Женщина наконец сорвалась и расплакалась. Сын начал ее тихонько успокаивать, и было видно, как у него самого сильно дрожат руки.
– Я разговаривала с родственником того, кто непосредственно показывает на Михаила, ну, что это он якобы грабил. А он говорит, что его били восемь дней и сказали: «Или ты скажешь так, как мы тебе велим, или мы сделаем тебя самого виноватым».
– Назвать этого человека сможете, Мария Ивановна?
– Смогу, конечно, смогу. И я даже уверена, что, когда начнется следствие, когда все это вскроется, они сразу же напишут встречное заявление, сознаются во всем. И про Мишу правду скажут.
– Они и сейчас пытались… – тихо вставил Егор.
– Мишины родственники ведь куда только не писали, – продолжала женщина. – И в областное УВД, и в Следственный комитет. А потом следователь вызывает, показывает все их заявления и кричит на них же. Зачем, мол, на меня пишете? Хотите, чтобы еще хуже было? Будет! Даже, говорит, и не вздумайте больше писать. Вот и все! Это замкнутый круг какой-то! Там человек, молоденький паренек, просто так сидит. Они дело состряпают, все улики подтасуют, подложат свидетельские показания, и готово! А жизнь покалеченную кто ему вернет? Ему ведь в колонию придется идти, к уголовникам! А за что? – Она высморкалась и затравленным голосом закончила: – Вот так живешь, живешь, никому не мешаешь. А потом приходят к тебе и забирают. И нет человека. И жизни нет. Я думала, это все в тридцать седьмом году осталось…
– Ладно, Мария Ивановна, – уверенным тоном вывел всех из состояния угрюмой прострации Антон, – давайте теперь о вас. Егора надо пока спрятать, это ясно. За снимки спасибо, но делать этого ни с кем из взрослых не следовало. Но раз сделал, и все обошлось, то спасибо.
– Обоих их надо увозить и прятать до поры до времени, – посоветовал Леонтьев.
– Я никуда не поеду! – вдруг грозно заявила женщина. – Они не посмеют меня тронуть! А если и посмеют, то я ничего им не скажу, я за своего сыночка… Я мать!
– Хорошо, – скрепя сердце согласился Антон. – Так, конечно, будет лучше.
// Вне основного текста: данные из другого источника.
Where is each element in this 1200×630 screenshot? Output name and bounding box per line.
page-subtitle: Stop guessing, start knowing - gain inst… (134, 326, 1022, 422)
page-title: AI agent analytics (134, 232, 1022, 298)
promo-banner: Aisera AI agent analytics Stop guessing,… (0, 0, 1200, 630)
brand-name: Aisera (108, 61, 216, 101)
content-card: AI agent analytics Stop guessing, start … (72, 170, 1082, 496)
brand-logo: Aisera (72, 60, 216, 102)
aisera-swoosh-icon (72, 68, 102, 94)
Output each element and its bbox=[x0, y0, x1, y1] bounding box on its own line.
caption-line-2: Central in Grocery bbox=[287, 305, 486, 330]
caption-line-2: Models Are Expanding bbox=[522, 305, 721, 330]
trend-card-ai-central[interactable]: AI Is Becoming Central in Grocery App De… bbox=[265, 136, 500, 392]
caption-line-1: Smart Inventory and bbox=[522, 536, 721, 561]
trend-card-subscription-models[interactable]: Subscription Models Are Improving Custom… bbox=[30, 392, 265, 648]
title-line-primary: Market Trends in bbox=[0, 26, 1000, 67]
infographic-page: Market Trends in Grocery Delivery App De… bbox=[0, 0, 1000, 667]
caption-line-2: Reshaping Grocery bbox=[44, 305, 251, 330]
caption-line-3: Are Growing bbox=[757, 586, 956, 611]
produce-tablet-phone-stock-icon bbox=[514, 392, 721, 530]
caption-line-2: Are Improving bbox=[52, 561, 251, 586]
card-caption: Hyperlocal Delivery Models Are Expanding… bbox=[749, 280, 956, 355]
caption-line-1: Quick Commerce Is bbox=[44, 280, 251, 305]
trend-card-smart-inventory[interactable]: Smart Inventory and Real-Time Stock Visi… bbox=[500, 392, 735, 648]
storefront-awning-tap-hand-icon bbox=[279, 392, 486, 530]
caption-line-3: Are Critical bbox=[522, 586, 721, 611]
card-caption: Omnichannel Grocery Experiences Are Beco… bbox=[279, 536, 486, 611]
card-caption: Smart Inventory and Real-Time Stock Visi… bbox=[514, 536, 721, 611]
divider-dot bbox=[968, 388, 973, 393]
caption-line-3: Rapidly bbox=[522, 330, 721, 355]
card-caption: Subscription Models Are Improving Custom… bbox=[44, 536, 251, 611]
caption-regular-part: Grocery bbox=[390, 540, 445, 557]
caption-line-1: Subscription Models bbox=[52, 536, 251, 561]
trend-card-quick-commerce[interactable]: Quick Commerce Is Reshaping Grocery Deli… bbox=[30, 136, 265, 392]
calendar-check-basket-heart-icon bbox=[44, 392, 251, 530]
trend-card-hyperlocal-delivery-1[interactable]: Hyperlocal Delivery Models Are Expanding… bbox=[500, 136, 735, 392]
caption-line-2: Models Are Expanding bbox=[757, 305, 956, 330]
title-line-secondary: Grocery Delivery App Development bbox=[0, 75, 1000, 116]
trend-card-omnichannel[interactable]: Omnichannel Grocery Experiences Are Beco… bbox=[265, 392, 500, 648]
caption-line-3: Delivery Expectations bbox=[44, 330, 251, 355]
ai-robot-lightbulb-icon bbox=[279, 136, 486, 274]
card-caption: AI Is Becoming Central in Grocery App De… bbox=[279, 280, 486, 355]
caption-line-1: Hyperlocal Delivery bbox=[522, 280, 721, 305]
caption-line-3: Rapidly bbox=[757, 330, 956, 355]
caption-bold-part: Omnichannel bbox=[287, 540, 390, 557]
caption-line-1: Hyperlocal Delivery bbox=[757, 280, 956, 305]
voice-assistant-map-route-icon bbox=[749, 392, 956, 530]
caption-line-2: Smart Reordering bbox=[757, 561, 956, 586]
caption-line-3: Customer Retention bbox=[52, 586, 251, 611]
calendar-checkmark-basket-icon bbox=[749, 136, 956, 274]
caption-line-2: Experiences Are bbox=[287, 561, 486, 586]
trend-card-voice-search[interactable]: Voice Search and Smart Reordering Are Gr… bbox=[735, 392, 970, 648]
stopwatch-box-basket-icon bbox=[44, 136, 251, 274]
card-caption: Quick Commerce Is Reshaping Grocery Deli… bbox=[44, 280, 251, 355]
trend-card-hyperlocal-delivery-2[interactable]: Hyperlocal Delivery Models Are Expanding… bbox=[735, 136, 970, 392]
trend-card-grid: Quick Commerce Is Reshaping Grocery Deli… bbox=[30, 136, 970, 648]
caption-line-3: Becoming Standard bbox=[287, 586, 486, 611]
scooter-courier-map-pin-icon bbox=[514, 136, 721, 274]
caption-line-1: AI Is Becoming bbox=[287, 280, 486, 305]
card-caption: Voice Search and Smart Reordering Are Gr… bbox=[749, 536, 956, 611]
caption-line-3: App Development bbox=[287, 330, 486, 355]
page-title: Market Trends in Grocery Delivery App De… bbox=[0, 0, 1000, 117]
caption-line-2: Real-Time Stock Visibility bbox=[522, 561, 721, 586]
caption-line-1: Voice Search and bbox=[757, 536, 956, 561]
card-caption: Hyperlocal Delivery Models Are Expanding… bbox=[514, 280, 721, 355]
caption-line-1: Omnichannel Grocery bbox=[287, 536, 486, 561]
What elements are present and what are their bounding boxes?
Меньше подозрений. И легенда у нас хорошая. Его увели сегодня вечером с вашей вечеринки, а что потом, вы не знаете. Куда они его дели, кто там на них напал или не напал, вам неизвестно. Стойте на своем, что они его у вас увели, и пусть отвечают. Это решили. Теперь скажите мне: а среди следователей нормальных людей нет? Может, вы слышали о ком-то или сами сталкивались с таким? Я имею в виду такого, кто не связан с фальсификацией или кого заставляют, а он не хочет этого делать. Есть такие?
Антону пришлось долго уговаривать Леонтьева, прежде чем тот согласился начать разговор со следователем Казанцевым. Кто-то под нормальным обыденным предлогом должен был выманить следователя из кабинета, разговор начистоту должен проходить вне его рабочего кабинета и желательно на чистом воздухе.
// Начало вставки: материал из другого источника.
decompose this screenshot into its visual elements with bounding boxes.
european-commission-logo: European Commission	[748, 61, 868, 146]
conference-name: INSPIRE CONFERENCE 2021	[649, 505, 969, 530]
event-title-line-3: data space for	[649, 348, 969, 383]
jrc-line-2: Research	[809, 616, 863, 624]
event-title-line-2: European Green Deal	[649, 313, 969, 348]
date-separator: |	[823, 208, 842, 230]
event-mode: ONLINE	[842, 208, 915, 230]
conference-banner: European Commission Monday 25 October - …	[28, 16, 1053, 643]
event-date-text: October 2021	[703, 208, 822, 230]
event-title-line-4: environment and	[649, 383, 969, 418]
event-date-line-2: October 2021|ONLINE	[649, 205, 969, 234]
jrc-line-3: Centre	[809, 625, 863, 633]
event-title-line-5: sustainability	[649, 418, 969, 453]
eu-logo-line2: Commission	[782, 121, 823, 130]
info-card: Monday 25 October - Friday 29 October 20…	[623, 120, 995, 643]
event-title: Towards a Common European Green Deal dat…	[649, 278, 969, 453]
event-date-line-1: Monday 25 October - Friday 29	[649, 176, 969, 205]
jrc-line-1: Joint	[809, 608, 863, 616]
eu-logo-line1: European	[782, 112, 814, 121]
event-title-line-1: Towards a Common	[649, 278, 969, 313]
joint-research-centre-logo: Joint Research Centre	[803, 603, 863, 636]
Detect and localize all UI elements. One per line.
Когда Леонтьев в гражданской одежде, чтобы не светить свою принадлежность к полиции, вышел вместе с худощавым капитаном, Антон облегченно вздохнул. Реакция следователя могла быть совершенно непредсказуемой. Капитана Казанцева некоторые источники характеризовали как недовольного порядками в полиции, Следственном комитете и прокуратуре. Якобы он всегда высказывал свое неудовольствие подтасовками, покрываемыми нарушениями, откровенным взяточничеством.
Это могло быть и маской вольнодумца. Вот с какого бодуна он сейчас поперся на улицу с неизвестным ему человеком, который хочет с ним о чем-то поговорить? Может, как раз надеется на взятку по одному из его дел? Или все-таки интуитивно верит в добро и хочет быть на его стороне? Так Леонтьев ему ничего такого в кабинете и не стал бы говорить, все это должен сказать Антон на улице. Вопросов было много.